# Forum > MMO > Elder Scrolls Online > Elder Scrolls Online Guides > [Guide] Great XP + Item + Money place. (Lvl 19 quest mob)

## poonage

This is for Ebonheart pact! <---

Hey guys, having a nice day?

You have to be on the quest named "The Seal Of Three" its from the quest line where you have to help Mournhold getting rid of the Maulborn.
Anyways, after the part being down in the sewers discovering that the Maulborn are using them, you have to talk to Almalexia, the goddess. When you come to the part of the quest where you have to enter the "Tribunal Temple" you do the quest where you have to shut down the dark portals (red flamy portal thing) the next quest is called "The Seal of Three".

In this quest you have to get two blessings. To get the blessing of Sotha Sil you have to fix a clock, and destroy it again. Now here comes the good part, to fix the clock you have to turn a handle "Dwarven Mechanism". Each time you turn it, a "Dwarven Spider" comes out, these are EASY to kill and lvl 19. You can just keep pressing the "Dwarven Mechanism" and out comes a spider, just repeat. This is a solo area, so noone else can interfeer!

Press "Dwarven Mechanism"
Kill "Dwarven Spider"
Press "Dwarven Mechanism"
Kill "Dwarven Spider"
Press "Dwarven Mechanism"
Kill "Dwarven Spider"

Almost every kill gives a "Dwarven Gear" which sells for 5gold and theres a pretty big chance of greys and greens and even blues. Im lvl 23 and get about 100xp each kill.
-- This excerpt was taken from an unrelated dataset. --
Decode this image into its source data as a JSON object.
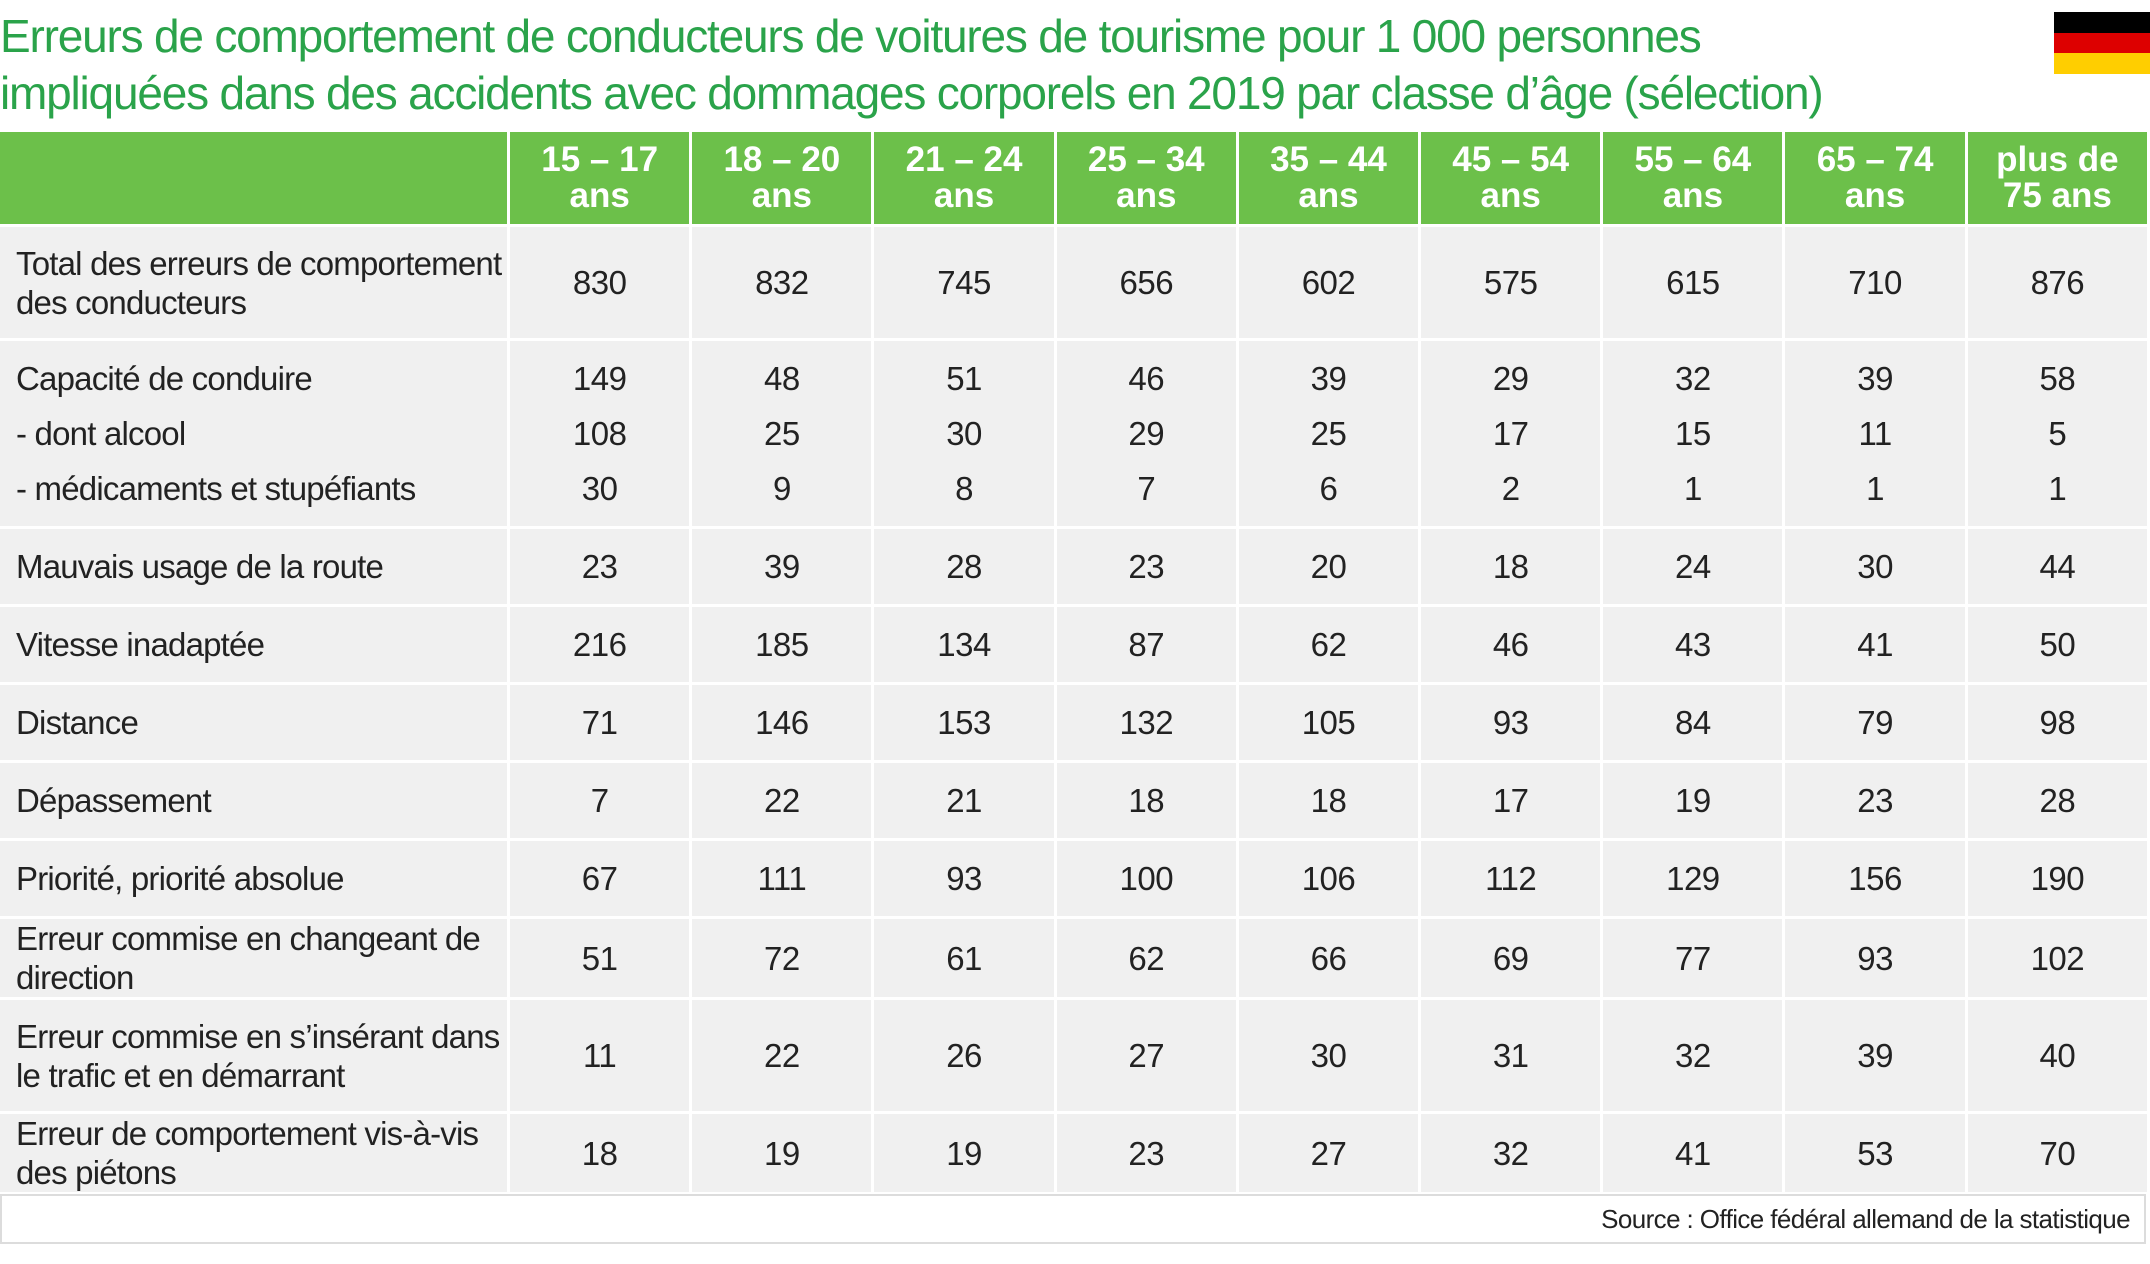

Im not sure when you can get the quest, but seems like a pretty decent place to farm for 19 and up to 24.  :Smile: 

Happy killing spree!

----------


## Veareas

Can confirm that this is a pretty nice spot, a boatload of blues drop from the spheres that you can spawn on the other side of the room.

----------


## wischy

maybe a quest similar to this on AD?

----------


## VladoPunk

i can confirme that this quest is on veteran rank 2 zone quest's for AD side

----------


## OwnedNutter

any similar quests later on?

Have used the vision quest to grind until 27 and looking for the next candidate  :Big Grin:

----------


## Oaks_82

soo many Ebon Pact xp bugs! =) gotta make one apparently.

----------